# Boundaries

Get boundaries from OpenStreetMaps. Note: for US cities we are using Census tracts from the US Census.

Use Census FTP Server:
https://www2.census.gov/geo/tiger/TIGER_RD18/STATE/

Example for New York: get the following file
- 36_NEW_YORK/36/tl_rd22_36_tract.zip

# Import modules

In [1]:
import pandas as pd
import geopandas as gpd
import osmnx as ox
import requests

from osm2geojson import json2geojson
from shapely.geometry import Point
from geopy.geocoders import Nominatim
from pathlib import Path

ModuleNotFoundError: No module named 'geopandas'

# Helper functions

In [2]:
def get_city_id(city_name):
    geolocator = Nominatim(user_agent="get-city-id")
    geo_results = geolocator.geocode(city_name, exactly_one=False, limit=3)

    city = None
    for r in geo_results:
        if r.raw.get("osm_type") == "relation":
            city = r
            break
            
    if not city:
        # print("No relations for city", city_name)
        raise ValueError(f"No results found for city: {city_name}")
        return None

    area_id = int(city.raw.get("osm_id")) + 3600000000
    return area_id

# Choose city

In [3]:
city_list = [
    'Melbourne',
    'Jerusalem',
    'Buenos Aires',
    'Paris',
    'Rotterdam',
    'Nashville',
    'Singapore',
    'Cape Town',
    'New York',
    'Los Angeles',
    'Chicago',
    'Boston',
    'Austin',
    'Seattle',
    'Philadelphia',
    'Pittsburgh',
    'Washington DC',
    'San Francisco',
    'SF Bay Area ',
    'Raleigh',
    'Milwaukee',
    'Portland',
    'San Diego',
    'Denver',
    'Miami',
    'Saint Louis',
    'Houston',
    'Atlanta',
    'Phoenix',
    'Detroit',
    'Minneapolis',
    'Savannah',
    'Charlotte',
    'Las Vegas',
    'Cincinnati',
    'Kansas City',
    'Nashville']


city = city_list[9]
print("City:", city)

City: Los Angeles


# Create query

In [4]:
# Get city id from Nominatim
city_id = get_city_id(city)

In [5]:
# id = city['id']
# admin_level = city['admin_level']

query = f"""
[out:json][timeout:25];
// fetch area to search in
area(id:{city_id})->.searchArea;
(
  //node["admin_level"="{{admin_level}}"](area.searchArea);
  //way["admin_level"="{{admin_level}}"](area.searchArea);
  relation["admin_level"="{{admin_level}}"](area.searchArea);
);
out body;
>;
out skel qt;
"""

## Make request

In [6]:
url = 'http://overpass-api.de/api/interpreter'  # Overpass API URL

# Search for most granular admin_level
for admin_level in reversed(range(11)):
    print("admin_level:", admin_level)
    r = requests.get(url, params={'data': query.format(admin_level=admin_level)})
    if r.json()['elements']:
        print("Success!")
        break

admin_level: 10
Success!


## Save query data

In [7]:
out_dict = {'city':city, 'city_id':city_id, 'admin_level':admin_level}
out_df = pd.DataFrame([out_dict])

try:
    df = pd.read_csv('query_data.csv')
    if city in df['city'].unique():
        df.loc[df['city']==city, 'city_id'] = city_id
        df.loc[df['city']==city, 'admin_level'] = admin_level
        out_df = df.copy()
    else: 
        out_df = pd.concat([df, out_df])
except FileNotFoundError:
    pass
    
out_df.to_csv('query_data.csv', index=False)

# Clean results

In [8]:
geojson = json2geojson(r.json())
gdf = gpd.GeoDataFrame().from_features(geojson)

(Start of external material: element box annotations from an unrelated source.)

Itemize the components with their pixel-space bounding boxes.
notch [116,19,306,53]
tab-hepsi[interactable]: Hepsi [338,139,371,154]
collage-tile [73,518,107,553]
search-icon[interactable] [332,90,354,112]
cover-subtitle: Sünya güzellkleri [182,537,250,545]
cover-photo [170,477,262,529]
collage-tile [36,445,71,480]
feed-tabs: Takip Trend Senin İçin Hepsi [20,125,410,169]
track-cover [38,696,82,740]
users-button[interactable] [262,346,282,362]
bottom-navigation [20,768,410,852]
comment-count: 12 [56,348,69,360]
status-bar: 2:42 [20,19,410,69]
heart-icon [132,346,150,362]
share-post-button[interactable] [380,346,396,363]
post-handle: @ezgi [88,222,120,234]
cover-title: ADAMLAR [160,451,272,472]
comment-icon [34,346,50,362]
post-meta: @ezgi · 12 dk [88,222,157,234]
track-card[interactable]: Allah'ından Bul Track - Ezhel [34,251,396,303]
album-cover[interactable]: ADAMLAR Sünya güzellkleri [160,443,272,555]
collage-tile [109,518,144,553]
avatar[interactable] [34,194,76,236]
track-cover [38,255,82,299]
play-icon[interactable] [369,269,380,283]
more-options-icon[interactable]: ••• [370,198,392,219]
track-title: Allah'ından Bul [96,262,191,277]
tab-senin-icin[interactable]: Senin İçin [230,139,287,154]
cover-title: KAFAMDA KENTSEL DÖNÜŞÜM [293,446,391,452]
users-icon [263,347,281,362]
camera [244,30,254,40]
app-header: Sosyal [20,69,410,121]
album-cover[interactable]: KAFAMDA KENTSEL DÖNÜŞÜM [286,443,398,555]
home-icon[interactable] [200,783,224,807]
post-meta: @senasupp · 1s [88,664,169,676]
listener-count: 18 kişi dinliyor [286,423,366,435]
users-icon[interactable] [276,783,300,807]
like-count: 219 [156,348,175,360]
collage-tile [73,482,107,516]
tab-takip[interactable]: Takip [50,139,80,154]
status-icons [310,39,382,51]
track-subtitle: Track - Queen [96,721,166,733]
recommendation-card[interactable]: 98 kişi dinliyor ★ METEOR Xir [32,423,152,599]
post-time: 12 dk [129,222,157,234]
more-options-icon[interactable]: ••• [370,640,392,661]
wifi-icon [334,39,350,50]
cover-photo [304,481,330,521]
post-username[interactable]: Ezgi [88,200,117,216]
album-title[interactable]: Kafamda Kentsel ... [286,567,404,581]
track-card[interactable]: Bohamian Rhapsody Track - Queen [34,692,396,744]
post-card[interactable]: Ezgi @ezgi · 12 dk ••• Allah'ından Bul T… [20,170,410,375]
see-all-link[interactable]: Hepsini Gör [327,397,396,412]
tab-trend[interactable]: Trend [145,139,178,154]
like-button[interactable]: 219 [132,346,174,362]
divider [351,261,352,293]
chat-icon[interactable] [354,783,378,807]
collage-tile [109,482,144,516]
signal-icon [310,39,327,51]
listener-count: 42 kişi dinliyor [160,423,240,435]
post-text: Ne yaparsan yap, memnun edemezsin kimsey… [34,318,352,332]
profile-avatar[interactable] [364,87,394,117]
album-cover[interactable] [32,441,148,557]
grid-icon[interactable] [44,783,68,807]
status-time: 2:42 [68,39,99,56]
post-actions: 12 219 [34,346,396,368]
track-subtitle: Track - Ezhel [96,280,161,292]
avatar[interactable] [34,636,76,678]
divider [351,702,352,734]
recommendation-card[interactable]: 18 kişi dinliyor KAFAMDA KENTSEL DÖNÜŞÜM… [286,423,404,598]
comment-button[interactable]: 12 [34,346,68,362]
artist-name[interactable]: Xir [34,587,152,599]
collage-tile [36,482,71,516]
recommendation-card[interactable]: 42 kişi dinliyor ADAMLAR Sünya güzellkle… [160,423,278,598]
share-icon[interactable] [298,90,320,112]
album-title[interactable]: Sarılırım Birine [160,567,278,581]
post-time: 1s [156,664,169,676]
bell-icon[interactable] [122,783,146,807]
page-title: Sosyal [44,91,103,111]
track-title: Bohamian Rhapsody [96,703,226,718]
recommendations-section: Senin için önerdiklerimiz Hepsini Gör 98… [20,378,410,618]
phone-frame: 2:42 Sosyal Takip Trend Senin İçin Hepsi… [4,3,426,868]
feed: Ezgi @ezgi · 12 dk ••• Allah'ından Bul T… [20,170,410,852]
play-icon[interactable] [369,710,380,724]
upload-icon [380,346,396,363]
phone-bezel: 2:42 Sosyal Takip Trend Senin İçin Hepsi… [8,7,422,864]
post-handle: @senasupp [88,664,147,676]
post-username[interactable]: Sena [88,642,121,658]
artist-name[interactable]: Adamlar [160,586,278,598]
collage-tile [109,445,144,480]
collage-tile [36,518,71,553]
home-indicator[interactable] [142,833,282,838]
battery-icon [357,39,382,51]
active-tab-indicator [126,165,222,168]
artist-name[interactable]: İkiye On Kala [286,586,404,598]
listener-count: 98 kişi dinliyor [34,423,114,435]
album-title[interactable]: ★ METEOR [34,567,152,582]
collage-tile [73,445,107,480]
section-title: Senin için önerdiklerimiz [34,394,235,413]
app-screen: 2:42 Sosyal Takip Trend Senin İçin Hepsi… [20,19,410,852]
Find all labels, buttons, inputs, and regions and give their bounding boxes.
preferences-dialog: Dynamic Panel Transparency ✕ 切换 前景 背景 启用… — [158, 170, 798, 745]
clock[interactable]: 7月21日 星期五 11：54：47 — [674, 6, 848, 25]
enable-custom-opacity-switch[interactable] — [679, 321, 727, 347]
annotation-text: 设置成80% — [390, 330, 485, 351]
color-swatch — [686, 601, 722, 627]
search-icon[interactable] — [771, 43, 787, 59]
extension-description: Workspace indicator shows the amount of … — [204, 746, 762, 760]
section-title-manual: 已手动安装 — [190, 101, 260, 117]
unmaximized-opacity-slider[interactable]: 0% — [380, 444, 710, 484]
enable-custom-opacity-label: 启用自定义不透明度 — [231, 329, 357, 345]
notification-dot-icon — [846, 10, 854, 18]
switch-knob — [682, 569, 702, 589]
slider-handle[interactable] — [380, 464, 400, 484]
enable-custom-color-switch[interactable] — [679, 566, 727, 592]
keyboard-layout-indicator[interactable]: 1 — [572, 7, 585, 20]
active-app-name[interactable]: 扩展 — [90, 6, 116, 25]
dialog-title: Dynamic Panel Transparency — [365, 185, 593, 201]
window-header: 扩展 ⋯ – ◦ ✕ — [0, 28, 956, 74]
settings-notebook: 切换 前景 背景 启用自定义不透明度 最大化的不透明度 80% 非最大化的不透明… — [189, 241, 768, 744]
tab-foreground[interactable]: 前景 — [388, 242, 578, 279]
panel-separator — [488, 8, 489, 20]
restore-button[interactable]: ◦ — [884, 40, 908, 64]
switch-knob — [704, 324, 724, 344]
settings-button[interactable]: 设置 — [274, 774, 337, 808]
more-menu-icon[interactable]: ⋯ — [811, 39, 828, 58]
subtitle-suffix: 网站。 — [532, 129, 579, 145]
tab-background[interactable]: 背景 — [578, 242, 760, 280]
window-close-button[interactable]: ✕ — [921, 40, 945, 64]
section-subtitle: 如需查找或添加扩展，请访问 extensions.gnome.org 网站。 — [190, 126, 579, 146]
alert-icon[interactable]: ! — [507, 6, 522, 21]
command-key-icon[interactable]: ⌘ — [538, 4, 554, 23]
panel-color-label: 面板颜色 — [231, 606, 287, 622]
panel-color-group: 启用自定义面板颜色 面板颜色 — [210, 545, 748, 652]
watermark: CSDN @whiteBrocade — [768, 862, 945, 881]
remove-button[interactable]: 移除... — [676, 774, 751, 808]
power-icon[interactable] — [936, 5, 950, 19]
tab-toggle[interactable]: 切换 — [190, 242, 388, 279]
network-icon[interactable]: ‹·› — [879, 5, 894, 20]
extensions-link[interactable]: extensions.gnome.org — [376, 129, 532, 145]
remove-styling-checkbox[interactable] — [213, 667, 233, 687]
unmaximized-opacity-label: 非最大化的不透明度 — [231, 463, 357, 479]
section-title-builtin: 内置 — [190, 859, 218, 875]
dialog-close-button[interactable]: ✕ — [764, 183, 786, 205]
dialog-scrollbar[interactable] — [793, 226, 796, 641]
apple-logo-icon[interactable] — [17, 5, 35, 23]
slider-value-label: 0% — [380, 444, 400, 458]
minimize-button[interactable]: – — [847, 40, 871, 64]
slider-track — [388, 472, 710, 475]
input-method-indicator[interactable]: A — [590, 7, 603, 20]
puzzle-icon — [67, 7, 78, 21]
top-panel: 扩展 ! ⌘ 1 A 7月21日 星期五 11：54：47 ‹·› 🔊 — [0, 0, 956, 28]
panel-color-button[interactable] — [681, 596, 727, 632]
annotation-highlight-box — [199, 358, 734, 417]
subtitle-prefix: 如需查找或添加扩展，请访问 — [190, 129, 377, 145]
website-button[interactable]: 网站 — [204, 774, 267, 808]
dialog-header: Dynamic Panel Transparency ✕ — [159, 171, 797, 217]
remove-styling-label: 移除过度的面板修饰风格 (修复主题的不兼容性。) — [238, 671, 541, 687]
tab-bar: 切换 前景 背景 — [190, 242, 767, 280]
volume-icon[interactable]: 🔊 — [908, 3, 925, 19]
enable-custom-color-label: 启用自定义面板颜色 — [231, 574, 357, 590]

gdf = gdf.loc[gdf['type'] == 'relation']

# Filter only boundaries
# mylist = []
# for item in r.json()['elements']:
#     try:
#         if item['tags']['type'] == 'boundary':
#             mylist.append(item)
#     except KeyError:
#         pass

gdf = gdf.set_crs('epsg:4326')
gdf = gdf.loc[gdf['type'] == 'relation']

# Save

In [9]:
data_folder = Path("../data")

out_file = data_folder / "0_boundaries" / (city + ".gpkg")
gdf.to_file(out_file, driver="GPKG")
print("Saved:", out_file)

Saved: ../data/admin-levels/Los Angeles.gpkg